ルート解放により攻略を開始します(イデア・シュラウド)

 中庭を歩いていると、誰かの声が聞こえた気がした。周囲を見回すが、人の気配はない。
 ゴースト、だろうか。なんて考えているとまた話し声が聞こえてくる。……茂みの方だ。
 なるべく気配を殺して、恐る恐る近づく。そっと覗き込むと――青白い炎が、揺らめいていた。
「ルチウスた〜ん、ほら、きみの大好きなおやつでしゅよ〜」
 張りのない低い声が、魔法史教諭が大事にしている使い魔の名前を呼んでいる。透けそうなくらい白い手に握られているのは、細長い袋に入ったペーストタイプの猫用おやつだ。
「よちよち、いい子でしゅね〜。では本日もそのぷにぷにの肉球、堪能させていただきますぞ〜」
 猫撫で声で猫を愛でているそのひとには、見覚えがあった。確か、イグニなんとかの寮長さんだ。基本的にタブレットの姿(?)しか見かけたことがないが、時折出歩いていると他の生徒たちが物珍しげに噂をし始めるので記憶に残っていた。
 それはまあともかく、ゴーストではなかったことに胸を撫で下ろしたところで静かにその場から立ち去ることを決める。……多分これは、人に見られたくない場面だろう。
 しかし無情にも、踏み出した足の下には小枝が落ちていたようで。ぱきりと、小さな音を立てた。
 それに気がついたのだろう。美しくもどこか不健康さを感じる顔が、こちらを向いた。
「………………見た?」
 周りが静かだったため、かろうじて聞き取れるほどの小さな声だった。正直に頷くと、ただでさえ白い顔からますます血の気が引いていく。
 それからぶつぶつと何かを呟いたかと思うと、身を隠すように蹲ってしまう。
「あ、あの、大丈夫ですか……?」
「大丈夫だとお思いか? どこからどう見ても大丈夫じゃないでしょ……わかりきったこと聞かないでほしいものですなぁ……」
 わー、お口わるーい。この世界に来てからはなんかもう珍しくないので怒りとか湧き上がらない。
「はぁ……最悪……拙者のネコチャンハスハスタイムを他人に、しかも女子に見られるとか……この後マジカメで拡散されて笑いものになるオチが見えてる……つら……」
「しませんよ……」
 そんなことする理由がないし。
「……あー、えっと、猫、好きなんですか?」
「エッ、ア、ハイ」
「私も、好きです」
「ファッ!?」
「猫、可愛いですもんね」
「……あ……猫、ね……ハイハイ……」
「……あの、誰かに言ったりとか、しないので。
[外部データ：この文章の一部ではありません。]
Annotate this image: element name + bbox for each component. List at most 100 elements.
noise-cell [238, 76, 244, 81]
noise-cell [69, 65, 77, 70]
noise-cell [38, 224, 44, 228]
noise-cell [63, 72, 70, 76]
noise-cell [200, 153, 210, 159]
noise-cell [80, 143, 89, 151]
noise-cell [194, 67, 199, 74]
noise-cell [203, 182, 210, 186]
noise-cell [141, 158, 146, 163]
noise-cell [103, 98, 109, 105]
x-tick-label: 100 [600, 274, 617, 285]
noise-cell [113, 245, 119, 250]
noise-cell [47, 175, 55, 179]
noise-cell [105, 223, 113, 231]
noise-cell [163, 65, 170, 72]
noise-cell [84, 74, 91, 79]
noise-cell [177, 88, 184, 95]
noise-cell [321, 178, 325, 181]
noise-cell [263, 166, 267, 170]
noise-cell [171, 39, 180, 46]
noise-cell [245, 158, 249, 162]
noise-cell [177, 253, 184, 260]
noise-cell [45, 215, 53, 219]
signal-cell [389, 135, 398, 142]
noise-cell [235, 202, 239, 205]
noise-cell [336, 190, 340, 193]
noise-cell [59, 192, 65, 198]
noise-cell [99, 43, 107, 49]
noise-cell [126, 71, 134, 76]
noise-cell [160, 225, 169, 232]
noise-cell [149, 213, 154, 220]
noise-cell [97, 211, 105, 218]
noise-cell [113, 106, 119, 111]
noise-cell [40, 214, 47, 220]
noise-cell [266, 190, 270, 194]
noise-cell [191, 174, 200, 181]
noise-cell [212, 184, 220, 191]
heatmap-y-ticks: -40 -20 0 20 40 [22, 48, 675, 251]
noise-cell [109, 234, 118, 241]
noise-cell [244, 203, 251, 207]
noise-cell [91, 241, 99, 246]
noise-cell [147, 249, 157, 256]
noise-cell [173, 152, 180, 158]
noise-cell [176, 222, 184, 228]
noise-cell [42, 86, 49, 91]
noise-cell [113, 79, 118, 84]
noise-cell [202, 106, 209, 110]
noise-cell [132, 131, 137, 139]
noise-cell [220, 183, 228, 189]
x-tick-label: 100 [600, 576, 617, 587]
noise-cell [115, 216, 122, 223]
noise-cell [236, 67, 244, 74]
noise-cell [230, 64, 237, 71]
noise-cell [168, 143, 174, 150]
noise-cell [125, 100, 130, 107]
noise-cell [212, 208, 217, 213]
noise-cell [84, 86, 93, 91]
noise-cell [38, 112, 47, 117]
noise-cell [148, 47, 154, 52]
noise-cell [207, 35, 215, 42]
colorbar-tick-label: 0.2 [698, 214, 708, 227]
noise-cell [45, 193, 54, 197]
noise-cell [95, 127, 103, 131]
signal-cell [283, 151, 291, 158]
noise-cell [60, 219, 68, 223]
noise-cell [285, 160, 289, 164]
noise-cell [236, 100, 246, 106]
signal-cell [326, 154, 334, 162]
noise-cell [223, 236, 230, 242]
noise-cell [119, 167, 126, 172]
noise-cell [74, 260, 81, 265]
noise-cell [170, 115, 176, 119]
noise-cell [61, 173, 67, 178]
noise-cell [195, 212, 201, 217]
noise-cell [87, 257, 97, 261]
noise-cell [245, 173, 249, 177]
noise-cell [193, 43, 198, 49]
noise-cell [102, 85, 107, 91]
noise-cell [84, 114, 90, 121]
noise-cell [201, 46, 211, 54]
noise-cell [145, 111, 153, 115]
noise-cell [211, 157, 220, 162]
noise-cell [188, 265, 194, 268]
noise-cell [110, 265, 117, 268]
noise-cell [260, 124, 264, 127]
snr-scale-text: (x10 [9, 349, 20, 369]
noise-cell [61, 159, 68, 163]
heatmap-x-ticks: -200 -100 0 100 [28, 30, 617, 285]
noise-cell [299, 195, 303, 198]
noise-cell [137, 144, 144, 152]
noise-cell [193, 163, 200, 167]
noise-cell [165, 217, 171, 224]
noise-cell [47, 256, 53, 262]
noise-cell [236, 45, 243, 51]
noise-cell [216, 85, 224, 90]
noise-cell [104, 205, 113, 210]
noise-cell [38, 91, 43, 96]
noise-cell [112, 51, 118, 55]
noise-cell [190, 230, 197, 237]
そ、それじゃ、失礼します……」
 ぺこりと頭を下げて、そそくさとその場を去る。居たたまれない現場を見てしまった申し訳なさがすごいのと、場を和ませる言葉が思い浮かばなかった。
 やっぱり、興味本位であれこれ覗いてみるものじゃないな……と痛感したのだった。

◇◆◇

 異世界出身。女の子。魔法が使えない。もふもふの相方がいる。厄介事に巻き込まれがち。その厄介事を持ち込んできた相手を手懐けるスキル『人誑し』持ち。
 こんな属性過多のヒロイン、現実に存在します?
「しちゃうんですよな〜……」
 モニターに映る『ヒロイン』の姿を観察しながら、溜め息をこぼす。
 オンボロ寮の監督生、と呼ばれる彼女と会話をしたのは初めてだった。遠目で見ることはあったが。
 ギャルゲーの攻略キャラならともかく、現実で女の子と関わるなんてあまりにも無理ゲーすぎる。いつも陽キャ集団に囲まれてるし。
 けれど話してみた限り、あの子もどちらかというと陰の者な気がする。まあだからといって仲良くできるわけないんですけどね! 陰キャと陰キャが集まったところで対面会話スキルがなけりゃ進展なんかゼロ! ゼロには何掛けたってゼロ! はい終わり!
 なのにさぁ、向こうは人誑しスキル持ちなわけですよ。だから軽率にあんなこと言ってくる。

「私も、好きです」

 これだからヒロイン属性は。思わせぶりな台詞にもほどがあるでしょ。拙者が数多のギャルゲーを攻略せし猛者でなければイチコロでしたぞ。
 つやつやの髪揺らして、ぱっちりお目々を優しく細めて、あんな簡単に――好き、とか。
「……フヒヒ」
 ここまでベタなヒロイン、一周回ってむしろ推せるわ。拙者の腕にかかれば、スチル集めとか余裕だし? ボイスだってコンプできますし?
「そうと決まれば小型ドローン……手持ちのパーツでいけるか……」
 部屋に転がったパーツをかき集めて、早速作業を開始する。少しでも早く、あの子の姿を、声を、残せるものを用意しなければ。――そしてできれば、もう一度だけ。好きだと、言ってほしい。
「フヒッ! なんちゃって! キモオタでサーセン!」
 そして全てが出来上がる頃。深夜テンションだったことへの羞恥と自己嫌悪に苛まれながら、ドローンの電源を入れることになる。